If you want to escape the crowds this spring, get the best bang for your buck, and explore an off-path destination not that many Americans travel to, you should skip the Mediterranean altogether and head instead to Bulgaria. Straddling the Black Seat Coast, it is just as warm — if not warmer — than Greece and as rich in culture and tradition as Italy.
2023 will mark the first full year Europe is open for tourism since COVID was declared a pandemic in March 2020. While this is great news for travelers, who are once again greeted with open arms in the Old Continent, the surging demand is leading to price increases across the board, particularly in the Mediterranean South.
Luckily, this hidden gem has not yet been ruined by overtourism or the gentrification that inevitably follows:
The Mediterranean May Be Off Limits To Budget Travelers In 2023
According to new research published by UK-based Which?, a company offering consumer tips and shopping advice, the cost of vacations in Europe has jumped by 30% since borders reopened. Whether it’s flights, vacation rentals, or daily expenses, traveling abroad has gotten prohibitively expensive for some, especially those still dreaming of Southern Europe.
Traveling to Spain, Portugal, Italy, Greece, Cyprus, or even Turkiye, the average price of holiday packages, usually between five and seven days, is now US$1,704.13 per person. Supporting these findings, other data from Ice Travel Group confirmed the Spain-Turkey-Italy trio has seen the biggest increases, sometimes by a ‘fifth or more’.

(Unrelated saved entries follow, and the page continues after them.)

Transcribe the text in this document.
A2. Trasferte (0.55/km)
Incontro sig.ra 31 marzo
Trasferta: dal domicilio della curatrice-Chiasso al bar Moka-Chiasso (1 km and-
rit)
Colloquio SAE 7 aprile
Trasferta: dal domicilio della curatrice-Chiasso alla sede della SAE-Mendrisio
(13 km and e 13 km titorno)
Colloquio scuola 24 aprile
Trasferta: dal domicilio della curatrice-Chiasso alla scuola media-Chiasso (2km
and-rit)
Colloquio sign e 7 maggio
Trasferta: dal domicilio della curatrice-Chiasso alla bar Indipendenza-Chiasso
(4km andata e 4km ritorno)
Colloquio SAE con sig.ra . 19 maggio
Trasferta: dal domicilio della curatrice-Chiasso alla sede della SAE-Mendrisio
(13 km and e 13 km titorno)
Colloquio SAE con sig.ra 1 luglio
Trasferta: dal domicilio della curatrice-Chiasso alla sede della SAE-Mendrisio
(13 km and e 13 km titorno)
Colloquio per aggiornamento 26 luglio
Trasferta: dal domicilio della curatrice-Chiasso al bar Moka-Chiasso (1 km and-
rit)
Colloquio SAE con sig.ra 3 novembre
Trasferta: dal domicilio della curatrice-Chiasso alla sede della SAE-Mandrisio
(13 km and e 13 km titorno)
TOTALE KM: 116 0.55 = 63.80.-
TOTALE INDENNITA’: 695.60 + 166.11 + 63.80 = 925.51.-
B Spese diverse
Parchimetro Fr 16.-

When it comes to airfares, Skytra added that fares for Italy and Greece-bound flights have scaled by a jaw-dropping 71% – a much higher rate than transcontinental flights between the U.S. and Europe, which only increased by 31%. You get the picture: Southern Europe is off-limits for budget-conscious Americans who cannot afford to splurge across the pond.
So where should they go instead?
Is Bulgaria Europe’s Most Underrated Sunny Spot?
Located in the Balkan Peninsula, Bulgaria is one of Europe’s oldest nations and the ancestral home of the Thracians. Native to the territory, they established a sophisticated society many centuries before Rome’s rise to power. In fact, Europe’s oldest continuously inhabited settlement is Plovdiv, modern-day Bulgaria’s second-largest urban conurbation.
The country itself is postcard-perfect, from the Communist-era Brutalist architecture of Sofia, the capital city and a sprawling concrete metropolis, whose skyline is pierced by the gleaming St. Nevsky Cathedral, to the Easternmost provinces lining the Black Sea coast, bestrewn with cobblestone towns and golden sand crescents.
The coastal provinces enjoy soaring temperatures from late spring through early autumn. Varna and Burgas, two of the main beach destinations that are quite similar in character, can reach up to 75.2°F in May. Both are fast-growing development zones stacked with resorts, villas, and water parks available for a small fraction of Western Europe prices.
Having been myself to Bulgaria twice, first in spring, then in autumn, I was surprised to jump out of the train in Central Burgas to 85°F in April and even 86°F and above in Plovdiv as late as October – a climate comparable to that of Tuscany. Believe me, the shoulder season is also the perfect time to do some sightseeing:
- The cities are less busy, and you’ll be able to stroll around, shop, and explore their world-class museums at a slower pace
- You have between 10 to 12 hours of daylight to make the most out of an action-packed itinerary
- Days are bright and sunny, and the nights are cool enough for you to sleep comfortably without the AC
The sea may not be warm enough to swim yet, at least for some, but personally, I found it lovely and refreshing enough for an afternoon dip. Of course, forecasts are unpredictable, and this Far East in Europe, the late-evening breeze can be rather chilly, but rest assured, plenty of sun, sand, and fun await you in Bulgaria.
Unless, of course, you’re arriving in the dead of winter.
Bulgaria Is Cheap
Other than boasting incredible weather, bright blue waters – in spite of the Black Sea’s deceitful name – and historical landmarks, Bulgaria will not break the bank. The cost of living is roughly 43% lower than in the United States. It is particularly favored by digital nomads and slow travelers for the reasons listed below:
- Consumer prices – 53.3% cheaper
- Long-term rentals – 64.9% cheaper
- Restaurants – 56.2% cheaper
- Groceries – 59.1% cheaper
- Purchasing power – 68.9% higher
*Comparisons were made between Sofia, Bulgaria and New York, United States, the most expensive cities in their respective countries
It’s no wonder Bulgaria is one of the trendiest spring – and summer – destinations in Europe for 2023.